The proposal also maintains some of the obligations of the current discipline, such as the Excessive Deficit Procedure (EDP), which continues at a maximum of 3%, while the one based on debt, which is activated when a Member State reaches a debt of more than 60% of GDP, it will be reinforced.

Likewise, the revision introduces a specific escape clause for Member States that contemplates the possibility of extraordinary events, such as pandemics or wars, derived from the context after the pandemic and the crisis caused by Russia’s attack on Ukraine.

However, while the proposals provide Member States with greater control over the design of their medium-term plans, they also set out a stricter implementation regime to ensure that they meet the commitments they make in their medium-term plans.

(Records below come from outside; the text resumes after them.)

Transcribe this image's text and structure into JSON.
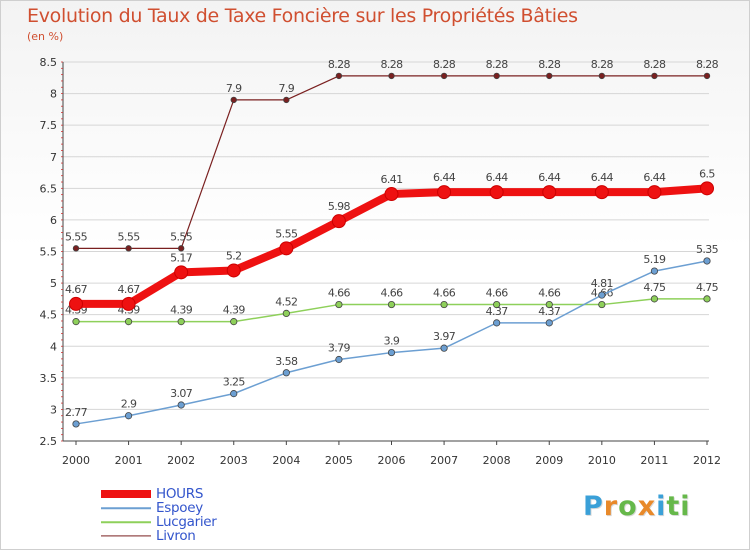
{
  "title": "Evolution du Taux de Taxe Foncière sur les Propriétés Bâties",
  "unit": "(en %)",
  "brand": "Proxiti",
  "brand_colors": [
    "#3aa0d8",
    "#e8892a",
    "#66b84a",
    "#e8892a",
    "#3aa0d8",
    "#66b84a",
    "#66b84a"
  ],
  "chart_data": {
    "type": "line",
    "title": "Evolution du Taux de Taxe Foncière sur les Propriétés Bâties",
    "ylabel": "(en %)",
    "xlabel": "",
    "ylim": [
      2.5,
      8.5
    ],
    "yticks": [
      "2.5",
      "3",
      "3.5",
      "4",
      "4.5",
      "5",
      "5.5",
      "6",
      "6.5",
      "7",
      "7.5",
      "8",
      "8.5"
    ],
    "x": [
      "2000",
      "2001",
      "2002",
      "2003",
      "2004",
      "2005",
      "2006",
      "2007",
      "2008",
      "2009",
      "2010",
      "2011",
      "2012"
    ],
    "grid": "horizontal",
    "legend_position": "bottom-left",
    "series": [
      {
        "name": "Livron",
        "color": "#7a2020",
        "width": 1.2,
        "marker": 2.8,
        "values": [
          5.55,
          5.55,
          5.55,
          7.9,
          7.9,
          8.28,
          8.28,
          8.28,
          8.28,
          8.28,
          8.28,
          8.28,
          8.28
        ],
        "labels": [
          "5.55",
          "5.55",
          "5.55",
          "7.9",
          "7.9",
          "8.28",
          "8.28",
          "8.28",
          "8.28",
          "8.28",
          "8.28",
          "8.28",
          "8.28"
        ]
      },
      {
        "name": "Lucgarier",
        "color": "#8ed05a",
        "width": 1.5,
        "marker": 3.2,
        "values": [
          4.39,
          4.39,
          4.39,
          4.39,
          4.52,
          4.66,
          4.66,
          4.66,
          4.66,
          4.66,
          4.66,
          4.75,
          4.75
        ],
        "labels": [
          "4.39",
          "4.39",
          "4.39",
          "4.39",
          "4.52",
          "4.66",
          "4.66",
          "4.66",
          "4.66",
          "4.66",
          "4.66",
          "4.75",
          "4.75"
        ]
      },
      {
        "name": "Espoey",
        "color": "#6c9fd2",
        "width": 1.5,
        "marker": 3.2,
        "values": [
          2.77,
          2.9,
          3.07,
          3.25,
          3.58,
          3.79,
          3.9,
          3.97,
          4.37,
          4.37,
          4.81,
          5.19,
          5.35
        ],
        "labels": [
          "2.77",
          "2.9",
          "3.07",
          "3.25",
          "3.58",
          "3.79",
          "3.9",
          "3.97",
          "4.37",
          "4.37",
          "4.81",
          "5.19",
          "5.35"
        ]
      },
      {
        "name": "HOURS",
        "color": "#ee1111",
        "width": 8,
        "marker": 6.5,
        "values": [
          4.67,
          4.67,
          5.17,
          5.2,
          5.55,
          5.98,
          6.41,
          6.44,
          6.44,
          6.44,
          6.44,
          6.44,
          6.5
        ],
        "labels": [
          "4.67",
          "4.67",
          "5.17",
          "5.2",
          "5.55",
          "5.98",
          "6.41",
          "6.44",
          "6.44",
          "6.44",
          "6.44",
          "6.44",
          "6.5"
        ]
      }
    ],
    "legend": [
      {
        "name": "HOURS",
        "color": "#ee1111",
        "thickness": 8
      },
      {
        "name": "Espoey",
        "color": "#6c9fd2",
        "thickness": 1.5
      },
      {
        "name": "Lucgarier",
        "color": "#8ed05a",
        "thickness": 1.5
      },
      {
        "name": "Livron",
        "color": "#7a2020",
        "thickness": 1.2
      }
    ]
  }
}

In the case of Member States facing significant challenges in terms of public debt, deviations from the agreed fiscal adjustment path will lead by default to the opening of an excessive deficit procedure.

If reform and investment commitments justifying an extension of the budget adjustment period are not met, the adjustment period could be extended, but failure to meet reform and investment commitments justifying an extension of the budget adjustment period could result in reducing this period.

The objective of Brussels is to conclude the legislative work this year to begin preparations throughout 2024, with the development of national debt reduction plans so that they cover the period from 2025.